Inteligência Artificial da Google Lê para Adquirir Emoções

0

Quando estamos a lidar com software como o Google Search ou assistentes virtuais como a Siri da Apple, não existe muita amizade ou emoção na relação – e qualquer interacção que sinta provavelmente foi deliberadamente programada por programadores de software humanos (como os famosos Easter Eggs da Siri).

Mas agora o Google está a trabalhar numa solução, e está à procura de amor no sitio provavelmente mais óbvio: romances. A companhia está a alimentar romances – milhares deles – a um dos seus motores de inteligência artificial (AI), para tentar melhorar a sua personalidade e capacidade de interacção com pessoas.

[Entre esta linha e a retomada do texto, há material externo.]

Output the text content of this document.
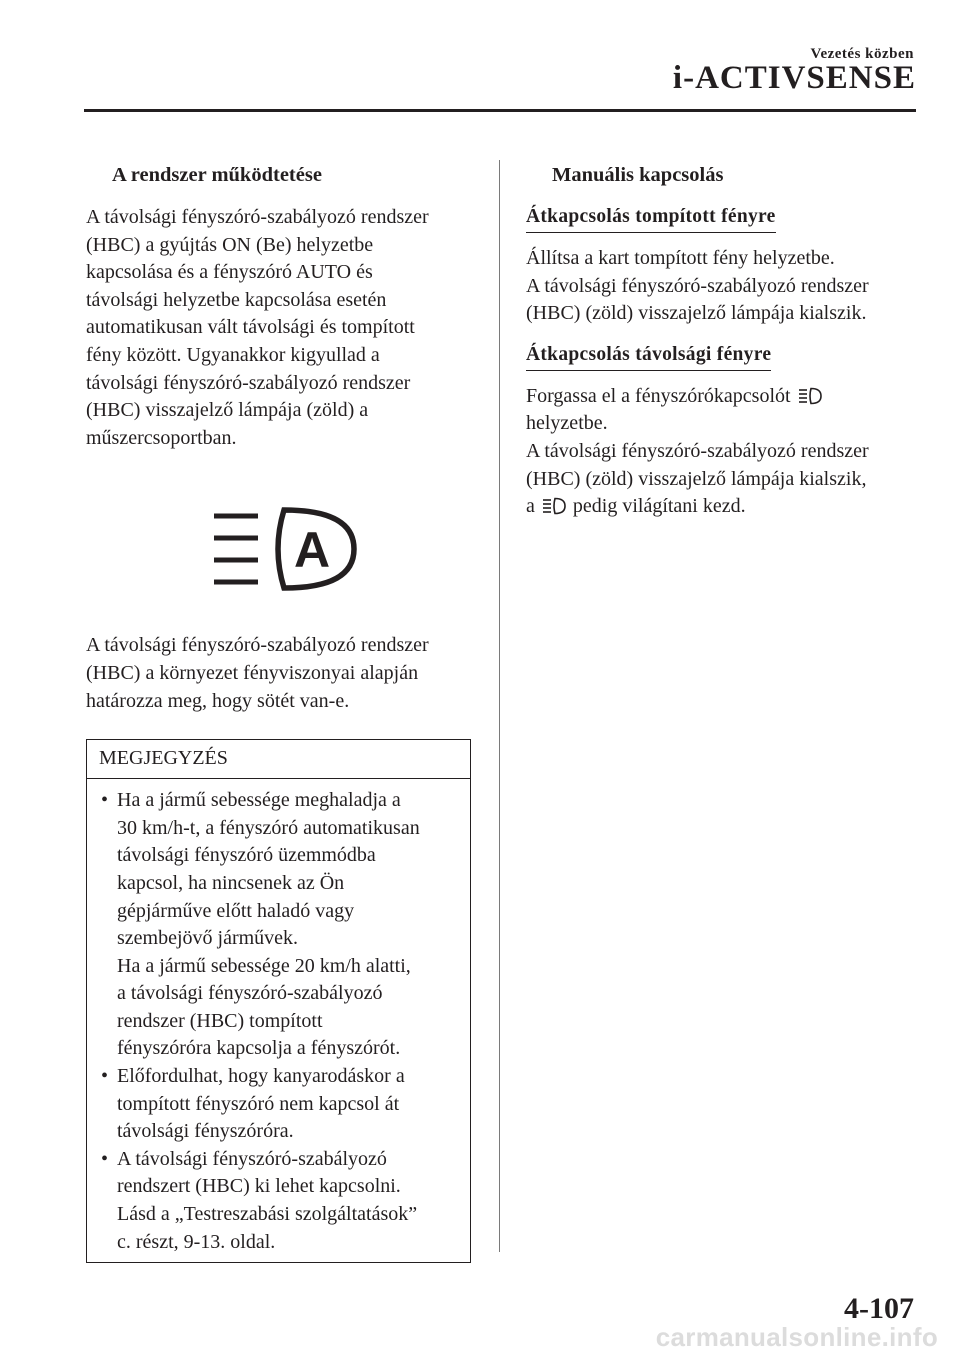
Vezetés közben
i-ACTIVSENSE
A rendszer működtetése
A távolsági fényszóró-szabályozó rendszer
(HBC) a gyújtás ON (Be) helyzetbe
kapcsolása és a fényszóró AUTO és
távolsági helyzetbe kapcsolása esetén
automatikusan vált távolsági és tompított
fény között. Ugyanakkor kigyullad a
távolsági fényszóró-szabályozó rendszer
(HBC) visszajelző lámpája (zöld) a
műszercsoportban.
A
A távolsági fényszóró-szabályozó rendszer
(HBC) a környezet fényviszonyai alapján
határozza meg, hogy sötét van-e.
MEGJEGYZÉS
• Ha a jármű sebessége meghaladja a
30 km/h-t, a fényszóró automatikusan
távolsági fényszóró üzemmódba
kapcsol, ha nincsenek az Ön
gépjárműve előtt haladó vagy
szembejövő járművek.
Ha a jármű sebessége 20 km/h alatti,
a távolsági fényszóró-szabályozó
rendszer (HBC) tompított
fényszóróra kapcsolja a fényszórót.
• Előfordulhat, hogy kanyarodáskor a
tompított fényszóró nem kapcsol át
távolsági fényszóróra.
• A távolsági fényszóró-szabályozó
rendszert (HBC) ki lehet kapcsolni.
Lásd a „Testreszabási szolgáltatások”
c. részt, 9-13. oldal.
Manuális kapcsolás
Átkapcsolás tompított fényre
Állítsa a kart tompított fény helyzetbe.
A távolsági fényszóró-szabályozó rendszer
(HBC) (zöld) visszajelző lámpája kialszik.
Átkapcsolás távolsági fényre
Forgassa el a fényszórókapcsolót
helyzetbe.
A távolsági fényszóró-szabályozó rendszer
(HBC) (zöld) visszajelző lámpája kialszik,
a pedig világítani kezd.
4-107
carmanualsonline.info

“Na aplicação Google, as respostas são bastante factuais”, disse Andrew Dai Engenheiro de Software da Google a Alex Kantrowitz da BuzzFeed News. “Esperemos que com este trabalho, e trabalho futuro, possa criar mais interacção ou criar um tom mais variado, ou estilo, ou registo”.

O projecto tem estado a correr nos últimos meses, com a equipa a alimentar à rede neural cerca de 2865 romances. O software aprende à medida que lê, detectando mais e mais significados e subtilezas à medida que lê.

De acordo com Kantrowitz, ficção romântica funciona como um melhor recurso educacional para o software do que a maior parte de literatura básica como livros para crianças aprenderem a ler, uma vez que oferecem uma maior variedade de exemplos linguísticos à rede para esta poder aprender.

Perceber como interagir bem com as pessoas poderá representar um desafio ainda maior do que levar a melhor num jogo, mas a equipa da Google está optimista. Foi reportado que a equipa treinou o motor para escrever frases do género das encontradas nos romances, e o passo seguinte será tentar utiliza-lo nos novos produtos de dicção da Google.

Tal produto poderá ser a app Google – a versão mobile da app Google Search no ambiente de trabalho, mas equipou-a com funcionalidades similares às de um assistente e controlo por voz – e outra poderá ser a funcionalidade ‘Smart Reply (Resposta Inteligente)’ da Google Inbox, que poderá gerar respostas automáticas e mensagens mais inteligentes devido às suas novas e melhoradas habilidades linguísticas.

“Seria bastante satisfatório fazer perguntas ao Google se ele realmente entendesse as nuances do que está a perguntar, e pudesse responder de uma forma mais natural e familiar”, explicou Dai a Lindsey J. Smith do The Verge. “É como você preferir perguntar a um amigo o que pode fazer num local de férias em vez de ligar para o centro de visitantes”.

Esperemos apenas que a Google não acabe com uma situação como a Tay – uma AI de conversação desenhada pela Microsoft que foi posta offline passadas apenas 16 horas depois os utilizadores do Twitter verem a inocente imitação de um ser humano tornar-se numa aberração racista e xenófoba.

Para evitar um fiasco similar, a Google irá utilizar uma aproximação mais conservador com a sua própria experiência, procurando ter a certeza de que os maus hábitos da humanidade não venham à tona na AI.

“É bastante sensual. É bastante imaginativa”, disse Dai à BuzzFeed News. “Nós trabalhamos directamente com os colegas de produto para a desenvolver com os mínimos riscos de fazer coisas más, coisas que não previmos”.